World Press Photo’s website,, includes a fascinating archive of previous winners in addition to the full collection of photographs selected to represent the height of photojournalism in 2007. I highly suggest you take a look at it – but be aware that the images must really be seen in person, rather than viewed over a 12-inch MacBook screen, to resonate with great effect.

Of particular note is this year’s Photo of the Year captured by Tim Hetherington, a British photographer. Hetherington’s snapshot of a fatigued American soldier stationed in Afghanistan palpably portrays the exhaustion of an army and a nation under a state of war. Nonetheless, the selection of Hetherington’s dark, blurred image as Photo of the Year has caused some agitation among critics who claim the photo is less aesthetically coherent than previous winners’. The response of jurist Erin Elder has been that one “can’t ever allow technical imprecision to override the emotional or informational content of the frame.”

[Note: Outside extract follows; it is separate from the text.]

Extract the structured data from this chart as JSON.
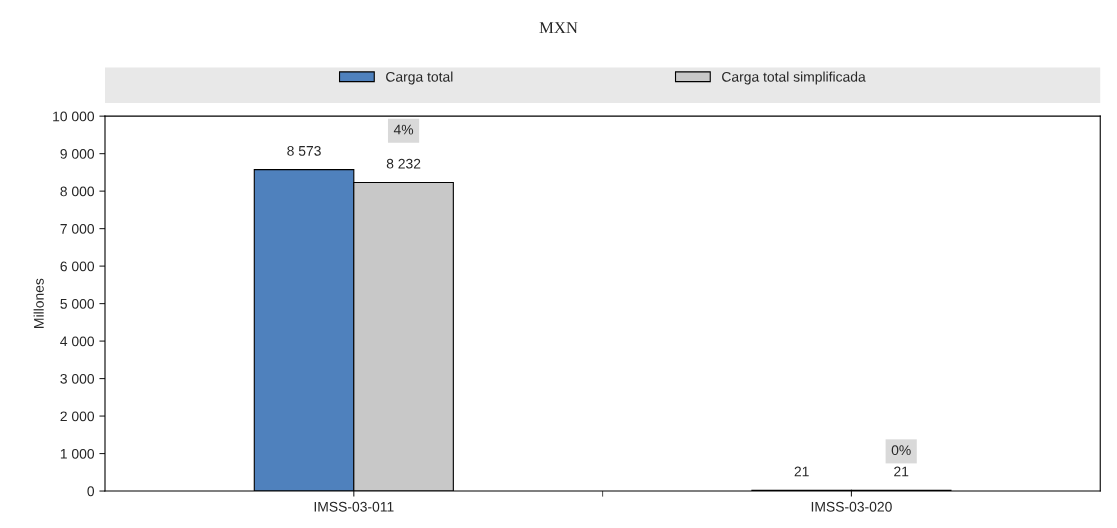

A great example of this comes in John Moore’s image of a bomb exploding next to Bhutto’s convoy during the attack that took her life. The photo fails in an aesthetic sense – like Hetherington’s photo, it is dark and blurry – yet it resonates with such poignancy that Moore’s photo secured first place in the singles Spot News category.

As observers we do not share the risks that the photographers or their subjects face, allowing us to remain detached from the rapidly circulating flow of global news events. Each of the photographs in this collection is a reflection on photojournalism’s ability to instantaneously seize our attention and ignite interest in these news stories. The collection asks us to pause and recall what the last year meant for those outside the often too-enveloping world that is McGill University. Ultimately, that lingering quality is at the heart of World Press Photo’s mandate – the ability to make us feel like detachment is a luxury we can’t afford.

World Press Photo shows at Just for Laughs’ Studio (2111 St. Laurent.)